Figure 8 indicates intertidal changes that took place throughout the study period with the greatest increase in intertidal development actually occurring at the end of the study from 2002-2003 and this consisted mostly of large-scale dredging and reclamation activities (Figure 9).
Similar to the results for built development (Figure 6 and Figure 7), the analysis for changes in intertidal development also indicated that the general area and extent of new intertidal development was constant throughout most of the study period, with the exception at the end of the study period, where intertidal development increased significantly (Figure 8 and Figure 10).
This study provides information on changes that have occurred in the study area since 1972. Remote sensed images covering the study area indicated that there have been dramatic changes in vegetation, with both terrestrial (cultivated) vegetation and intertidal vegetation such as mangrove increasing. The change detection analysis also indicated that the study area has undergone physical changes as a result of dredging and reclamation of extensive shallow water areas, creating major alterations to the morphology of the coastline.

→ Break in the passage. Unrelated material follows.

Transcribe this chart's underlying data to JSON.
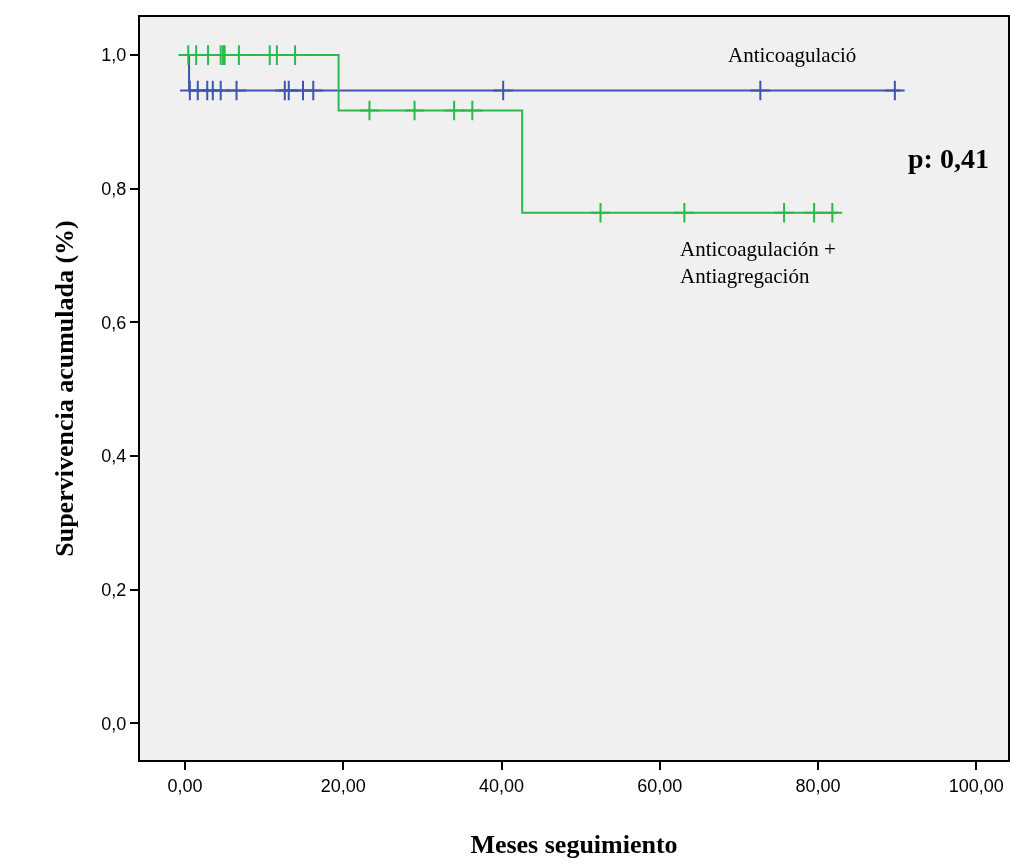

Ground truthing involved visiting anomalies (i.e. mixed or confused pixels) and then with a radio differential GPS recording the land cover at those anomaly sites. The mixed pixels were then classified based on the majority of land cover at the site.
This radiometric rectification was undertaken using histogram matching software (ERDAS Imagine Histogram match module software). Datasets were rectified to UTM (Universal Trans Mercator) coordinates.
Abu Dhabi city contains mixed parklands and urban areas adjacent intertidal vegetation and often it was difficult to separate intertidal vegetation from adjacent cultivated vegetation. By masking out the City Island, the remainder of the study area was ONLY natural intertidal vegetation.